With European equities in a sharp decline, US market futures are showing a negative open below recent lows. Is this turmoil from Europe enough to push US indices lower in deeper correction territory. It was a matter of time for at least a short-term trend reversal in US indices. On Tuesday both DOW and S&P have reached their initial support levels and made a bounce yesterday. Yesterday’s bounce was not strong enough to bring bulls back to safety. On the contrary, early futures trading shows signs of more weakness and prepares traders for a gap down open.
If Dow closes below 16900 we should be prepared for a minimum 200 point decline towards 16700. This is just an early warning for a bigger correction that could push the index back to 16300-16400.
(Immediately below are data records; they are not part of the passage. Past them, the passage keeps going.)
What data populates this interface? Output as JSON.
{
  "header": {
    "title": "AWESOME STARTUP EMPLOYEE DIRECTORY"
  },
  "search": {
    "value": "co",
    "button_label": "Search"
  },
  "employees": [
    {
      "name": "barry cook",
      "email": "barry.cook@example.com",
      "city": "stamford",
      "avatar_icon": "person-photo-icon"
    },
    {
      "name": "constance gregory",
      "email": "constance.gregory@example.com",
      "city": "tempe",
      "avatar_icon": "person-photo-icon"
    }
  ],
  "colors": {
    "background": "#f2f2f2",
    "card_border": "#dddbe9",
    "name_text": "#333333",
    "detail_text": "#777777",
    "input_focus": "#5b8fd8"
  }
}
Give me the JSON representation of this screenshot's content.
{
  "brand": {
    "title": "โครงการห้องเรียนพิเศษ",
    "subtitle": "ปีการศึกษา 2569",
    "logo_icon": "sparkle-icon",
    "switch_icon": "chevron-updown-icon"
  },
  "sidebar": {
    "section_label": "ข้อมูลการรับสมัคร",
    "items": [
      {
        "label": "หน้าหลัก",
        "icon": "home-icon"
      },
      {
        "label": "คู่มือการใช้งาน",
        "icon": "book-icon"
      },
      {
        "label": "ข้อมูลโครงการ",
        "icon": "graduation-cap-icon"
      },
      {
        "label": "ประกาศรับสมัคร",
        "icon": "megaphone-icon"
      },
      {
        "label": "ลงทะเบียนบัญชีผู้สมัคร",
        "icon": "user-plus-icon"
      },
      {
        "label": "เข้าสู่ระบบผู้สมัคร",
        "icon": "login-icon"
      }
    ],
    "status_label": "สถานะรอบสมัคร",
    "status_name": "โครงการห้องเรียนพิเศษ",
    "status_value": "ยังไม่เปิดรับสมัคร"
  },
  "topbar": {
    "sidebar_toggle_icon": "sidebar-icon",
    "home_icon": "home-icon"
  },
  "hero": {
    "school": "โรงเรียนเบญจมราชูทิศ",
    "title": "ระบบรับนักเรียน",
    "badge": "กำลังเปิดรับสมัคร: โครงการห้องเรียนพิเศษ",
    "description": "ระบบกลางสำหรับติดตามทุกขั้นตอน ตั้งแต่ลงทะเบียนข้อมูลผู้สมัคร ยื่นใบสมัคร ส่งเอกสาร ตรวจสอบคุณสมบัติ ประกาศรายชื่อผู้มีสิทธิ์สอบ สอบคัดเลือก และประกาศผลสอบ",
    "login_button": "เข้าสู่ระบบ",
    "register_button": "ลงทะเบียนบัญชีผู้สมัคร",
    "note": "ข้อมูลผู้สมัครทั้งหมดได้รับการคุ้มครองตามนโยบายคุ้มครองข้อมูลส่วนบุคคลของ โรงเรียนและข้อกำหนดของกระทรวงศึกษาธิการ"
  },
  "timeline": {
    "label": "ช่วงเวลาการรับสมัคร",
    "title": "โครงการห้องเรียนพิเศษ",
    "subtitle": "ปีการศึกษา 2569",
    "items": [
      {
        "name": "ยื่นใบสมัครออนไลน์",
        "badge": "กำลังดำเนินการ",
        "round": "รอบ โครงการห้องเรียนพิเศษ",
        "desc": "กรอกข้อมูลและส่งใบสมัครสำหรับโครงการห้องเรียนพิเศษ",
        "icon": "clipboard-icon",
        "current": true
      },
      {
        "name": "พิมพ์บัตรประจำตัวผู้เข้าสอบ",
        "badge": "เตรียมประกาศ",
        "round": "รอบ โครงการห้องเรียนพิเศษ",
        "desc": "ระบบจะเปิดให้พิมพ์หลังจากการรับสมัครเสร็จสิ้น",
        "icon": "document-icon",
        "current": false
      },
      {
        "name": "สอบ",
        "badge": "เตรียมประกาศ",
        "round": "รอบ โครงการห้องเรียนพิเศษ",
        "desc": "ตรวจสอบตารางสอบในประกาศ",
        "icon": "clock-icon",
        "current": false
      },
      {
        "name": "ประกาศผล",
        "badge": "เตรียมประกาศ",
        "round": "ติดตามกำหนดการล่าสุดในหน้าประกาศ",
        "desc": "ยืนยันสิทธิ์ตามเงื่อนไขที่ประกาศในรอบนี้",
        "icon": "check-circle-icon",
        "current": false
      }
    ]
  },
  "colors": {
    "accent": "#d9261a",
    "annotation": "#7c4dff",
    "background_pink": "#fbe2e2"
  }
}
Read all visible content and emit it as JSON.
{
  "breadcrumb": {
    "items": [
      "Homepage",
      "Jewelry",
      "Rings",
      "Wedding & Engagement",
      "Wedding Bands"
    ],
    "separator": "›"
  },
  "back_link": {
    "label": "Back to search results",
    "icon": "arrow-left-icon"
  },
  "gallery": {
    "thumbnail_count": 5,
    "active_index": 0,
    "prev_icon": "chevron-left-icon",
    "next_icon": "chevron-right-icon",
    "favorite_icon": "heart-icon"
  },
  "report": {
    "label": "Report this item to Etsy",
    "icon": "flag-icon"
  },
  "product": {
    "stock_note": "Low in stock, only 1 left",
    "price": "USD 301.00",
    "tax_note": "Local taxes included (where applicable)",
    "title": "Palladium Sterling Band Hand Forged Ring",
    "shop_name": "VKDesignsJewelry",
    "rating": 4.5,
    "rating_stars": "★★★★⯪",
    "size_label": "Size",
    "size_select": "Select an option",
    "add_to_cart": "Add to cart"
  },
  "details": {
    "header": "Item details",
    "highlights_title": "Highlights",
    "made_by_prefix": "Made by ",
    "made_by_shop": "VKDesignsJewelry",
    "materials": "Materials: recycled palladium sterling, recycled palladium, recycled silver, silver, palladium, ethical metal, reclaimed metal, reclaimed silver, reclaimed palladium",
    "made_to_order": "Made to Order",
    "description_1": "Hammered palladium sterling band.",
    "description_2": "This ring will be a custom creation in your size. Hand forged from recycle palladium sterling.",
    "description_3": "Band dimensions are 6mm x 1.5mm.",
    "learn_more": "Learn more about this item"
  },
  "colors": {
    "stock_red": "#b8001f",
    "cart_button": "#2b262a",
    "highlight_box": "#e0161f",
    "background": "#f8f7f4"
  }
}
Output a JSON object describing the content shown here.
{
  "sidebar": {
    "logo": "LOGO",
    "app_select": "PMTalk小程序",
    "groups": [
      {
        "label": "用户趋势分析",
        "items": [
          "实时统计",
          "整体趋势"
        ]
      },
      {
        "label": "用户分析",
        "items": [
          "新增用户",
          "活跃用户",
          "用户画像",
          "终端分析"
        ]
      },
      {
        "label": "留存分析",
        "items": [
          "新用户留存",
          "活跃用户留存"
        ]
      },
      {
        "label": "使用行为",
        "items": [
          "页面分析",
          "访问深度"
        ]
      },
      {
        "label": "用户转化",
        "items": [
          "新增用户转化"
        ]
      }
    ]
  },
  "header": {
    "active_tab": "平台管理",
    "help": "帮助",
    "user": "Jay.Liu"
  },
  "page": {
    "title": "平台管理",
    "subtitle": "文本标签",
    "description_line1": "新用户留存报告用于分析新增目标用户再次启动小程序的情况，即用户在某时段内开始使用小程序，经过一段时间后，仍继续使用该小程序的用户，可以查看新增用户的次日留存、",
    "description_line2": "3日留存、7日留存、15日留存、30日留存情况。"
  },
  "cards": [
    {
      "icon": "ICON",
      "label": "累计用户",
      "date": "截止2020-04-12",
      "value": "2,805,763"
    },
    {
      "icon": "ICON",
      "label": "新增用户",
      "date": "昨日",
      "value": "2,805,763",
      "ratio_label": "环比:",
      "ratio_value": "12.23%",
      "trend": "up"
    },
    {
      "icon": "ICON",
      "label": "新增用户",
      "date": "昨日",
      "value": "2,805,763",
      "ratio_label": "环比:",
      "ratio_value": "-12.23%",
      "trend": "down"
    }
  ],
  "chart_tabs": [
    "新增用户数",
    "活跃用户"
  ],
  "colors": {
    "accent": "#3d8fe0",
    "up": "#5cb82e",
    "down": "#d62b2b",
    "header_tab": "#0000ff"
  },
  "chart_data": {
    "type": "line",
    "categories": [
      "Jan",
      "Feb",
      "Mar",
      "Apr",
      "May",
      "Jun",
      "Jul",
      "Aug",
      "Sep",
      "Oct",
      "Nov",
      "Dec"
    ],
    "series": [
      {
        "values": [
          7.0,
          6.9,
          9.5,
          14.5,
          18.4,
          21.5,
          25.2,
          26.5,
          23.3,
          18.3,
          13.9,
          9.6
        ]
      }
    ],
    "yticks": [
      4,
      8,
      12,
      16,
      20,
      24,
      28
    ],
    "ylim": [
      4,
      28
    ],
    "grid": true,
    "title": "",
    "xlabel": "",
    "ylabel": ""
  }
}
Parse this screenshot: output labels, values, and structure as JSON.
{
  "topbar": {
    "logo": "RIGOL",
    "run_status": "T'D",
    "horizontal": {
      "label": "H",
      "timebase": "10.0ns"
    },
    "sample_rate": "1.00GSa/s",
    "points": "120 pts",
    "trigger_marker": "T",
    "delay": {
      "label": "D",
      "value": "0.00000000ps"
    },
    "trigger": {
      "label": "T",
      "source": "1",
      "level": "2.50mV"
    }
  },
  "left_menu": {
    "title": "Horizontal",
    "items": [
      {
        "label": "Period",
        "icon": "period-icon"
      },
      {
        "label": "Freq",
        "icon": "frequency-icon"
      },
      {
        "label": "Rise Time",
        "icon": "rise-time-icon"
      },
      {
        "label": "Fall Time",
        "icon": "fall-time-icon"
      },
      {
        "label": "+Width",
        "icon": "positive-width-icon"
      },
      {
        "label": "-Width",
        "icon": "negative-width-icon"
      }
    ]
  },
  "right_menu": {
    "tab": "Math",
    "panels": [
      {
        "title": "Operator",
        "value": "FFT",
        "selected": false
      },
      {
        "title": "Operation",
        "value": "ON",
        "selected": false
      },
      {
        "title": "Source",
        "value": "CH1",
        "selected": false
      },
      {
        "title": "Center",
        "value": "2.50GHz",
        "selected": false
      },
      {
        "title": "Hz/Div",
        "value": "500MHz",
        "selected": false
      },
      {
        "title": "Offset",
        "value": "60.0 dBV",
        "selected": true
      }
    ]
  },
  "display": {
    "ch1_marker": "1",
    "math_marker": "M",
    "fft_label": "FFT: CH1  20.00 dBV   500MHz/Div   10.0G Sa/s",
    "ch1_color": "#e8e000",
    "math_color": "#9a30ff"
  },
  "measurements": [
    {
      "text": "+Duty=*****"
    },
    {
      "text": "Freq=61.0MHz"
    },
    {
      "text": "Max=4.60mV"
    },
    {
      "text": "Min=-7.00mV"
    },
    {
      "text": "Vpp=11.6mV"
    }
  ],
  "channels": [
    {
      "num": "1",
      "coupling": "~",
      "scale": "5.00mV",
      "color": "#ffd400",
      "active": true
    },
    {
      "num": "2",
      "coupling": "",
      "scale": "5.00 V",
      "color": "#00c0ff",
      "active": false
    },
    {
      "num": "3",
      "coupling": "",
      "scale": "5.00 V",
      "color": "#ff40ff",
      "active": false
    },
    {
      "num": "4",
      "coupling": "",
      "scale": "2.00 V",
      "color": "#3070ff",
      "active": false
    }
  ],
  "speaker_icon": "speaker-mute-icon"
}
S&P also managed to hold short-term support the last few sessions but pre-market action shows extreme weakness. A deeper correction will initially bring the index back towards 1900 and if strong enough, it could even push it as low as 1880-1860. If 1935-40 support is broken, then we should anticipate the decline to continue towards 1900. At 1900 the support is strong from the previous highs that was once resistance. In the second chart we see the longer-term trend line support coming from 1400 that provides important support in the 1880 area.
Concluding, the short-term trend is in danger of changing. Bulls are now paying the price of the all time high overconfidence that no matter what markets would continue to rise. Technically the longer-term trend remains bullish. But how many have the mental strength to hold on to their longs even if the market falls to 1900-1880?
Thank you for taking the time to catch up on my thinking.